The SCC is measured in terms of cells per milliliter of milk. A cow is considered to be “uninfected” if its SCC is 100,000 or less. Whether a cow has mastitis would be determined by an SCC cutoff of 200,000. There is a very strong likelihood that at least one quarter of the cows with a result of more than 200,000 will be affected. Significant pathogen-infected cows have an SCC of 300,000 or more. The Somatic Cell Count of milk in Brazil is 10, 00,000. USA has 7, 50,000 Somatic cell count per milliliter of milk and on the other hand, 1,00,000- 3,50,000 is the SC count of milk per milliliter in Germany and Switzerland.
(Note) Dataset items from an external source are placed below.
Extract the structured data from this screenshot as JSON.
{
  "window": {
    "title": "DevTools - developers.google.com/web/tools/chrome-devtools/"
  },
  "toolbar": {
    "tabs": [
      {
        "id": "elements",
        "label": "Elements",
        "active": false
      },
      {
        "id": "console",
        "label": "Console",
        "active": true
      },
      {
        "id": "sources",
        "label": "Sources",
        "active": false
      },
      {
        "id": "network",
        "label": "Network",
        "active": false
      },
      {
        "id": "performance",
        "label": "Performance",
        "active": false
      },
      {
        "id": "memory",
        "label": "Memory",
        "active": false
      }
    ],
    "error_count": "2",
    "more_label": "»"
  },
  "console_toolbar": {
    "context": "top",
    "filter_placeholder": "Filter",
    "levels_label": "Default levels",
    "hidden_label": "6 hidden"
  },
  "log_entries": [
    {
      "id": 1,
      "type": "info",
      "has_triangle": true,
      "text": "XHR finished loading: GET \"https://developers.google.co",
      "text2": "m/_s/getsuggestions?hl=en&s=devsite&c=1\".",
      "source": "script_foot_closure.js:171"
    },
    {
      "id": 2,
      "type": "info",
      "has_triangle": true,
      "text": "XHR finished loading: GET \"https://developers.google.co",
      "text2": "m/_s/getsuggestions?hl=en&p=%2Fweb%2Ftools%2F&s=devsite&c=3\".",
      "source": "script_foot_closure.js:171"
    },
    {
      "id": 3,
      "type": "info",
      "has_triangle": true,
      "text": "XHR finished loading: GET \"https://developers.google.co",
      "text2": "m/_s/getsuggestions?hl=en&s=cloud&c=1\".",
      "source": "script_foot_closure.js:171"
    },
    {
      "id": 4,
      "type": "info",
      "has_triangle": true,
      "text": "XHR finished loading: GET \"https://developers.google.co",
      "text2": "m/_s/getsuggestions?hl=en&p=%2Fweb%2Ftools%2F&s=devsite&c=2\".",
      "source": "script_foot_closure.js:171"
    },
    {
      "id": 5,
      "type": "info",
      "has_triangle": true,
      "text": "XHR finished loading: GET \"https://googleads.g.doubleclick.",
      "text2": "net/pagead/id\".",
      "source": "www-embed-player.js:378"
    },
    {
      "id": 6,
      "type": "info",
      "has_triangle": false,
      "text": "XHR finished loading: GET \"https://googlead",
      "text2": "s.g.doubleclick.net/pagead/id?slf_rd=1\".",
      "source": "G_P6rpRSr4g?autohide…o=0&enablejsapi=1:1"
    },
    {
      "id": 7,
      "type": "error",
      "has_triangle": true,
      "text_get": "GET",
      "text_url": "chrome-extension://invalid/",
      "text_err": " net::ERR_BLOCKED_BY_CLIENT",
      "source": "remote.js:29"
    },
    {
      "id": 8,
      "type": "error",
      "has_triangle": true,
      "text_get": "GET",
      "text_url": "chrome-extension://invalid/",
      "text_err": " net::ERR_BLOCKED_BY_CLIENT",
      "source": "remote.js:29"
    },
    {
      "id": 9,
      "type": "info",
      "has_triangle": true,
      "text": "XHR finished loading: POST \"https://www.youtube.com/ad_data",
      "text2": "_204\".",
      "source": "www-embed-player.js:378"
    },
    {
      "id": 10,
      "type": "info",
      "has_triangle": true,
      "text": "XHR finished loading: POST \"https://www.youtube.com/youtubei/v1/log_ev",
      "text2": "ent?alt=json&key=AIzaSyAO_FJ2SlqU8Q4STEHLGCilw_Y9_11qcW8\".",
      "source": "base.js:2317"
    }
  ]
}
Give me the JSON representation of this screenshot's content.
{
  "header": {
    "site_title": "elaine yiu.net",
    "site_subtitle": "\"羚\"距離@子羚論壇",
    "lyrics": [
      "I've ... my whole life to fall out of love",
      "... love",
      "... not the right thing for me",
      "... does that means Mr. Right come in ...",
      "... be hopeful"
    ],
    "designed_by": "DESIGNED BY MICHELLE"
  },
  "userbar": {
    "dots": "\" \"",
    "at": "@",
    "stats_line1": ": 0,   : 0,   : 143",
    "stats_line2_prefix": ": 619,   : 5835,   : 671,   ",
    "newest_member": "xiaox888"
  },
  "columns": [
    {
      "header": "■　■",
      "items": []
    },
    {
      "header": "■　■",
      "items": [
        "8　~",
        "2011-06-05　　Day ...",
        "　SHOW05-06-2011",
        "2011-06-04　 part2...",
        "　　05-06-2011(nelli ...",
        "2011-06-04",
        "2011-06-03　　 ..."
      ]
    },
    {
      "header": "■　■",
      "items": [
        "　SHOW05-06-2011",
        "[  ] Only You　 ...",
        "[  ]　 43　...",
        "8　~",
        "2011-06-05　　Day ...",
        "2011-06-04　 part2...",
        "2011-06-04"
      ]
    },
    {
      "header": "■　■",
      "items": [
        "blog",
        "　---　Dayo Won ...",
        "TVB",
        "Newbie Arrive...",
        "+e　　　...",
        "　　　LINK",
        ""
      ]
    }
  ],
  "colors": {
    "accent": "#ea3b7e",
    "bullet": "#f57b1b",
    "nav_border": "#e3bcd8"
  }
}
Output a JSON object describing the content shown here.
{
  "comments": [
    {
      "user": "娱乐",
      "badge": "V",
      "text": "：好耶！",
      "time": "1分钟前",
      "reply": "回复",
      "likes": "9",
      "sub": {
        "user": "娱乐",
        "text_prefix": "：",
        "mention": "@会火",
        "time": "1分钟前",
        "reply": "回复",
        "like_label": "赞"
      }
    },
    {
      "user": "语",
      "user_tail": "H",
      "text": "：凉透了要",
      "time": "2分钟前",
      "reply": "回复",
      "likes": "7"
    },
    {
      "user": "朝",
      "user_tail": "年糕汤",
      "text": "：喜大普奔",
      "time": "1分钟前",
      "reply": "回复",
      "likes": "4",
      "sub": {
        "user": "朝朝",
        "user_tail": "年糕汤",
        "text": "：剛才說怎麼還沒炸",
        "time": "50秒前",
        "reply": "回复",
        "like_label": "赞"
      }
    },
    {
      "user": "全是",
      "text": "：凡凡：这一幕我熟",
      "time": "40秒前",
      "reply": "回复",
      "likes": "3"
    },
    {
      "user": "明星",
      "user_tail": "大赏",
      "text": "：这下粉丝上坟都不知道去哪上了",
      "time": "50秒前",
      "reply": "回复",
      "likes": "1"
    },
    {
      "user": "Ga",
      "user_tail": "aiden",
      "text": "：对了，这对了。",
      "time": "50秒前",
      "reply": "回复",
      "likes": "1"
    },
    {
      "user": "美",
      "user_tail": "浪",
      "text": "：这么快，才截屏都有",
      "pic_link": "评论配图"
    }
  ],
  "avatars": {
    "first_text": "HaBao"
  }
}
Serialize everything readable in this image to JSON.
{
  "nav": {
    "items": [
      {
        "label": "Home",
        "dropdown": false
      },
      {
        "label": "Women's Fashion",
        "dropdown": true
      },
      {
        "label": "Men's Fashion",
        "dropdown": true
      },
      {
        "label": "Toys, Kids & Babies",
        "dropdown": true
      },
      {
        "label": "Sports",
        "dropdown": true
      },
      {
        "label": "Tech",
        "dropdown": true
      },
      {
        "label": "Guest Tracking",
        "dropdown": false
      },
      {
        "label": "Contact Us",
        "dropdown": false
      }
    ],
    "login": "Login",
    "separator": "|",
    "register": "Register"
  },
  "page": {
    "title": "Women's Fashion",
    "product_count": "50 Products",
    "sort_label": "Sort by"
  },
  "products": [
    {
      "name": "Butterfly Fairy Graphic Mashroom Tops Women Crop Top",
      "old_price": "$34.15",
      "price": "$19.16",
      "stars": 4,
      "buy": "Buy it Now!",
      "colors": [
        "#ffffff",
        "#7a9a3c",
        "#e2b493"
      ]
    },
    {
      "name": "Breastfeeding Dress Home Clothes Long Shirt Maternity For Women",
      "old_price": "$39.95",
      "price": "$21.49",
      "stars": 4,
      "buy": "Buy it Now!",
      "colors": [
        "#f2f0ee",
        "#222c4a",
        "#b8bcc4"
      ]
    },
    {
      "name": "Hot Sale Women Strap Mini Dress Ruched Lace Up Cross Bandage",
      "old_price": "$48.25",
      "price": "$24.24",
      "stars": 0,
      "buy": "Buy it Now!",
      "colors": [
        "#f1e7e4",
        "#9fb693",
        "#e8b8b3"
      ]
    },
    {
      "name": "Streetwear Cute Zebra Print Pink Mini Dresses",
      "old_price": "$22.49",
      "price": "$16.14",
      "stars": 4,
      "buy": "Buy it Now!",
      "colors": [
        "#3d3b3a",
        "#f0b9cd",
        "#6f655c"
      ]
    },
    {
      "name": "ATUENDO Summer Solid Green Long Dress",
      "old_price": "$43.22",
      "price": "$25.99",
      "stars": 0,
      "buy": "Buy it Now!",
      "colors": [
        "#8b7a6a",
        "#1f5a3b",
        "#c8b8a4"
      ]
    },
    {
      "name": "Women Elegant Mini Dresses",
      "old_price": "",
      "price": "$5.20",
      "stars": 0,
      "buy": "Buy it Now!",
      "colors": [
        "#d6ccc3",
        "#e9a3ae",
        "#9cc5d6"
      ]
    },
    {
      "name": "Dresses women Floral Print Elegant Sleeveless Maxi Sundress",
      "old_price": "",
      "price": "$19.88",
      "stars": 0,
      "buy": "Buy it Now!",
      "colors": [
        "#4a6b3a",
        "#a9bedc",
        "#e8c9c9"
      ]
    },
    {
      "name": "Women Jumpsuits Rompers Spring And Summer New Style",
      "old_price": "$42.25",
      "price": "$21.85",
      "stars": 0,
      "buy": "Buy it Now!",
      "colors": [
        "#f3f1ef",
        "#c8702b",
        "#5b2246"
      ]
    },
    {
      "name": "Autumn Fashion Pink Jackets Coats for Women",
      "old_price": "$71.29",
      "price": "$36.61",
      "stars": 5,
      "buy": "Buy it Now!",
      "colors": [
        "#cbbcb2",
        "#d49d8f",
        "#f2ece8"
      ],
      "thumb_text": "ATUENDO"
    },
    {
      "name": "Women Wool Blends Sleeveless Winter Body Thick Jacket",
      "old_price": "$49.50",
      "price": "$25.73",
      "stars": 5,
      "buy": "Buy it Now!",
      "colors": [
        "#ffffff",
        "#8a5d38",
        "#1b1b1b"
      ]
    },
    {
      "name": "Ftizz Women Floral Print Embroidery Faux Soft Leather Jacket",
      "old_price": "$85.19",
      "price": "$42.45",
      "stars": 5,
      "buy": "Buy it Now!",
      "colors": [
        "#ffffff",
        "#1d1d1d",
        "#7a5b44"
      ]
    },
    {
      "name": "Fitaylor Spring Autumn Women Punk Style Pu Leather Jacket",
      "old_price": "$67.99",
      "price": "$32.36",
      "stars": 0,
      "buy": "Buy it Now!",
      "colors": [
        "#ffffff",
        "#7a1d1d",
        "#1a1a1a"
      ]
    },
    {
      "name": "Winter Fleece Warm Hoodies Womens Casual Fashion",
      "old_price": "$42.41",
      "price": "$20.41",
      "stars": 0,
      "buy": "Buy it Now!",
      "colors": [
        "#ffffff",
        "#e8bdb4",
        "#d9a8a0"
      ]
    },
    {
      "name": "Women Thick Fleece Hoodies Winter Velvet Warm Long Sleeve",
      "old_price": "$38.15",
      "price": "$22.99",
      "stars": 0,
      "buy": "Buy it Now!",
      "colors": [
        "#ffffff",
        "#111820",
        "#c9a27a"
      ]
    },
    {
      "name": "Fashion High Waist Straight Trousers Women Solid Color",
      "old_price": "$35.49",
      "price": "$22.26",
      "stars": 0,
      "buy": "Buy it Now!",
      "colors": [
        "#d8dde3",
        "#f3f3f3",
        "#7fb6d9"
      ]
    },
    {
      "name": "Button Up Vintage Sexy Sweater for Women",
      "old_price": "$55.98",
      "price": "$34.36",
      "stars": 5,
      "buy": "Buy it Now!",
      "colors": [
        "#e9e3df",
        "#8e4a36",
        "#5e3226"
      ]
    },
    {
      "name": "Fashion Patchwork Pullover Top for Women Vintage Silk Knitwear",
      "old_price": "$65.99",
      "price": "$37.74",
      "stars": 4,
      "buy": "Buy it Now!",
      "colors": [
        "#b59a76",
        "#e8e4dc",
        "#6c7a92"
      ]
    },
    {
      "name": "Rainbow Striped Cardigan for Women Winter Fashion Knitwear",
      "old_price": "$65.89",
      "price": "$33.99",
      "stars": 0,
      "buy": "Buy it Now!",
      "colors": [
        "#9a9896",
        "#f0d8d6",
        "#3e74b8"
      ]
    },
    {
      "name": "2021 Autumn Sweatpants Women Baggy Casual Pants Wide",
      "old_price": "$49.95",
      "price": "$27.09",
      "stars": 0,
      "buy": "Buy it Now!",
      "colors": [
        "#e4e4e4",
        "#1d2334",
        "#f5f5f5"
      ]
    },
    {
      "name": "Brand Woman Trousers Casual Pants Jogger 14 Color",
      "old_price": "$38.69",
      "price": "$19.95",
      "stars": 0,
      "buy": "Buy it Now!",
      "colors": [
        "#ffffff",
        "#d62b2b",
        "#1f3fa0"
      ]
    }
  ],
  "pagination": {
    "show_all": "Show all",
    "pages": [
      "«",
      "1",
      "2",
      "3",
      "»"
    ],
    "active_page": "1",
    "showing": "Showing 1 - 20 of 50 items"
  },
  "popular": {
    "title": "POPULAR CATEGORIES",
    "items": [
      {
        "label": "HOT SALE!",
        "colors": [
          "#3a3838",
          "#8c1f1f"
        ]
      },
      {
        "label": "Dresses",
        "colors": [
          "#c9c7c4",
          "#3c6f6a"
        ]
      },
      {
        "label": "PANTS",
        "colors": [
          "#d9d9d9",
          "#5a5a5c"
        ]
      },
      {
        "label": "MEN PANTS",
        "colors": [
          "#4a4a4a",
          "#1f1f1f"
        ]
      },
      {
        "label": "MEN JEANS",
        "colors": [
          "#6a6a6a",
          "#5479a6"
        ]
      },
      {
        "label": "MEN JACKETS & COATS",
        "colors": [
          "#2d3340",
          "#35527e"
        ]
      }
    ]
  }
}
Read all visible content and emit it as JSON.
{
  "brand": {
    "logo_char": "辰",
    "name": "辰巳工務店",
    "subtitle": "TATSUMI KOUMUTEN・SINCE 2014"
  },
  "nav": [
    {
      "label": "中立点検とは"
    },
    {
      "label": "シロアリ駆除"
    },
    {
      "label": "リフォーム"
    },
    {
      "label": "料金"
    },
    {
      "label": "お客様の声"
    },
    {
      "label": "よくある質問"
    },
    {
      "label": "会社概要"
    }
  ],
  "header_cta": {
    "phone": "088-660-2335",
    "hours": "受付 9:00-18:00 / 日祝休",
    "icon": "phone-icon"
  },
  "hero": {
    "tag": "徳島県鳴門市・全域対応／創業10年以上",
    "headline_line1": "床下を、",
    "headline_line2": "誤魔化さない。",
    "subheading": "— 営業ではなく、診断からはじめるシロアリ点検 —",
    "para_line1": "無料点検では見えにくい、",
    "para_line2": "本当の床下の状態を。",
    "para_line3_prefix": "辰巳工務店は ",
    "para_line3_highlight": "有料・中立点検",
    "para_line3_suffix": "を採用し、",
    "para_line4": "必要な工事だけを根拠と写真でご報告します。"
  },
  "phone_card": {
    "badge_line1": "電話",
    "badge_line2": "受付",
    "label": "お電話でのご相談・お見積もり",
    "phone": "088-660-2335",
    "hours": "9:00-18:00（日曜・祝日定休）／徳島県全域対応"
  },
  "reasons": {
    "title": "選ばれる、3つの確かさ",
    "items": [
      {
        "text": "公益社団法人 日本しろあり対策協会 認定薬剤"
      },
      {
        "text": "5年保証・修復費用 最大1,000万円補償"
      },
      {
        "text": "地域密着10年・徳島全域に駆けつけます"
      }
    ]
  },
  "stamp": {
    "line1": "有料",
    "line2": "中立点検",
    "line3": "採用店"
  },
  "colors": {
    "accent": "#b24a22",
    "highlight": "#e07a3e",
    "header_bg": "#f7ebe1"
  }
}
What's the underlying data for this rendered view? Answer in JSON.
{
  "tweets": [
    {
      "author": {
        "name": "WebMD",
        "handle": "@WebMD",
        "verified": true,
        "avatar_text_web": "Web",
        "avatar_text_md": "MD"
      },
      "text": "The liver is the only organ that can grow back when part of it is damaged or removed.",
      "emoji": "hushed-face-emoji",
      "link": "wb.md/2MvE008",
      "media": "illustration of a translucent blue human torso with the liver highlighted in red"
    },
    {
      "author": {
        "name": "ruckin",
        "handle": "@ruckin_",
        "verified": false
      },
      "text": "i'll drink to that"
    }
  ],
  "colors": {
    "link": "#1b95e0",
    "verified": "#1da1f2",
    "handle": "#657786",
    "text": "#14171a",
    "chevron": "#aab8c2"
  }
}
Greater the number, higher the infection!!


The ingestion of unpasteurized or inadequately pasteurized milk poses the greatest health danger from high SCC milk. Direct transmission of viable infections and their toxins from the milk of infected animals to humans is possible. A large and diverse group of human pathogens reside in the cow’s environment including Salmonella dublin, Campylobacter jejuni, and Listeria monocytogenes. Evidence has been reported that Mycobacterium avium subsp. paratuberculosis, associated with Johnes in cattle and isolated from human patients with Crohn’s disease. Fortunately, Pasteurization reduces the number of viable microorganisms, but often does not negate the effects of toxins produced by mastitis pathogens. SCC of bulk milk and antibiotic residue infractions have consistently been found to be positively correlated, according to investigators. Consuming milk products tainted with antibiotic residues can be catastrophic for people who have developed an antibiotic hypersensitivity.


Every dairy producer in the world should strive to provide a milk supply that is secure, healthy, abundant, and nutrient-rich. Dairy products’ safety and quality are always maintained throughout the entire processing chain, starting at the farm. Producers must implement production techniques that prevent mastitis and bacterial contamination of milk in order to achieve enhanced raw milk quality standards. By enhancing safety, milk quality, and value-added products, decreasing SCC standards will increase milk’s acceptance and appropriateness.